One of the keys to improving things, Smith suggested, is “visibility” — not just for women now, but also those in the past. She pointed to a new exhibition on female pioneers in science quoting The New York Times description: “Some of the women are famous, many not.”

“There’s been a lost history,” Smith said.

She offered her own overview of some of those pioneers, including Grace Hopper (who was instrumental in the development of the COBOL programming language), Ada Lovelace (whose early work in computer science is supposed to be featured in Walter Isaacson’s next book), and Katherine Johnson (who calculated the trajectory for the Apollo 11 mission to the moon and other important space flights).

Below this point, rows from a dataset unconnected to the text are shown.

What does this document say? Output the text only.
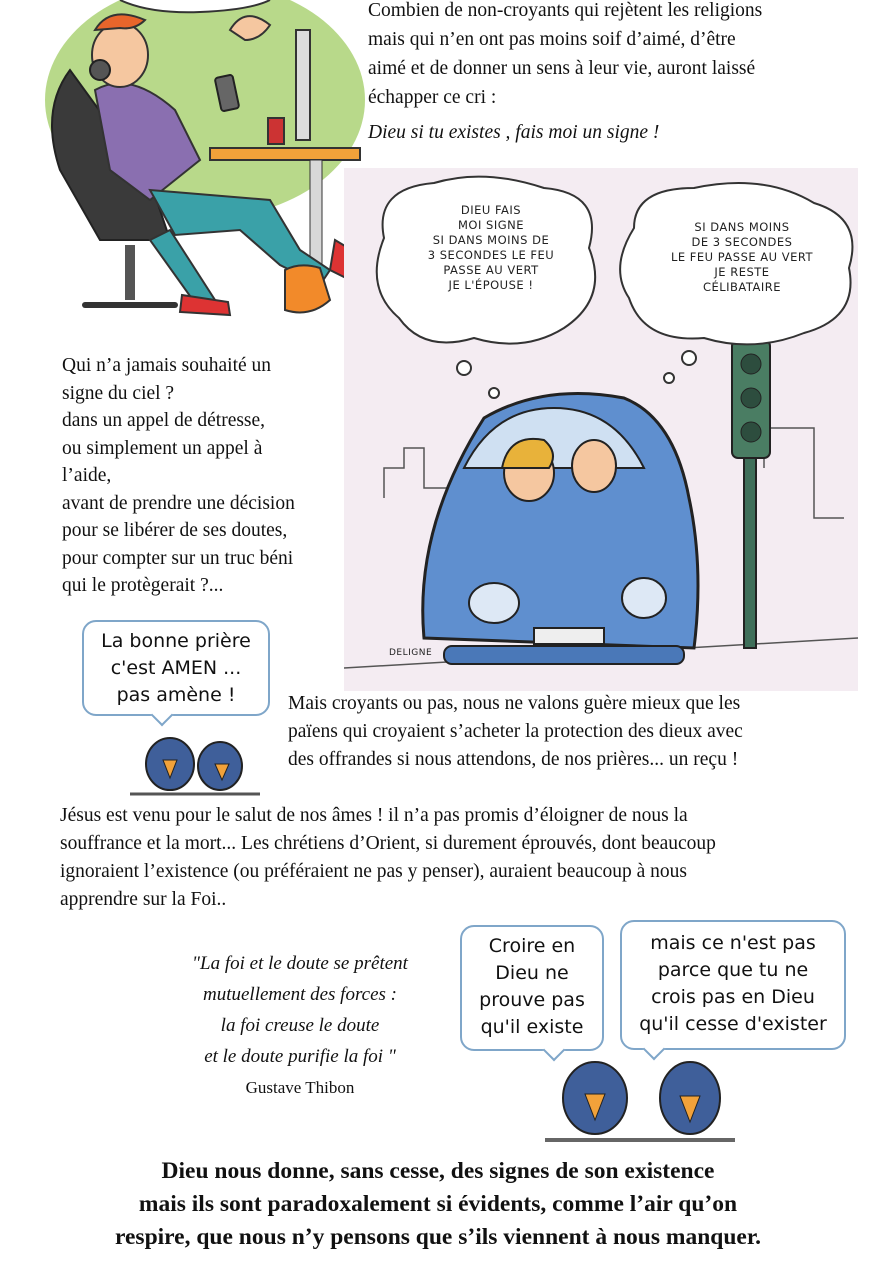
Combien de non-croyants qui rejètent les religions

mais qui n’en ont pas moins soif d’aimé, d’être

aimé et de donner un sens à leur vie, auront laissé

échapper ce cri :

Dieu si tu existes , fais moi un signe !
DIEU FAIS
MOI SIGNE
SI DANS MOINS DE
3 SECONDES LE FEU
PASSE AU VERT
JE L'ÉPOUSE !
SI DANS MOINS
DE 3 SECONDES
LE FEU PASSE AU VERT
JE RESTE
CÉLIBATAIRE
DELIGNE

Qui n’a jamais souhaité un

signe du ciel ?

dans un appel de détresse,

ou simplement un appel à

l’aide,

avant de prendre une décision

pour se libérer de ses doutes,

pour compter sur un truc béni

qui le protègerait ?...

La bonne prière
c'est AMEN ...
pas amène !	Mais croyants ou pas, nous ne valons guère mieux que les

païens qui croyaient s’acheter la protection des dieux avec

des offrandes si nous attendons, de nos prières... un reçu !

Jésus est venu pour le salut de nos âmes ! il n’a pas promis d’éloigner de nous la

souffrance et la mort... Les chrétiens d’Orient, si durement éprouvés, dont beaucoup

ignoraient l’existence (ou préféraient ne pas y penser), auraient beaucoup à nous

apprendre sur la Foi..

"La foi et le doute se prêtent

mutuellement des forces :

la foi creuse le doute

et le doute purifie la foi "

Gustave Thibon
Croire en
Dieu ne
prouve pas
qu'il existe
mais ce n'est pas
parce que tu ne
crois pas en Dieu
qu'il cesse d'exister

Dieu nous donne, sans cesse, des signes de son existence

mais ils sont paradoxalement si évidents, comme l’air qu’on

respire, que nous n’y pensons que s’ils viennent à nous manquer.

Smith added that it’s “astonishing” that most of the people in the room don’t know about Johnson: “All of us need to know that there was an African American woman in the elite levels of that team.”

In fact, Smith said Google has been trying to highlight some of that history in the Google Doodles on its front page — for example this Doodle of Ada Lovelace.

Other Google efforts are more oriented towards addressing these issues in present day, such as making sure women are represented among the speakers at Google I/O and other conferences and providing bias training for those events. (Smith outlined some of Google’s other initiatives in this column on the Huffington Post.)

The talk wasn’t just about women in tech. She offered some criteria for big, “moonshot” ideas (they need to tackle a big problem, require a breakthrough in technology, and offer a radical solution) and outlined some of the ones Google[x] is working on, such as Google’s self-driving cars and its “ballon-powered” Internet initiative Project Loon.

One of the tenets at Google[x], she said, is to offer two-thirds “yes and” feedback and one-third “yes but” feedback; in other words, people aren’t supposed to say no, and they’re not supposed to go overboard with their criticism. Another is to move quickly. Apparently the first prototype of Google Glass was built in about 1.5 hours. Yet another is bringing together diverse minds, meaning that she wants Google to be “the best company for women and minorities” not to mention “gays, lesbians, different races, different walks of life.”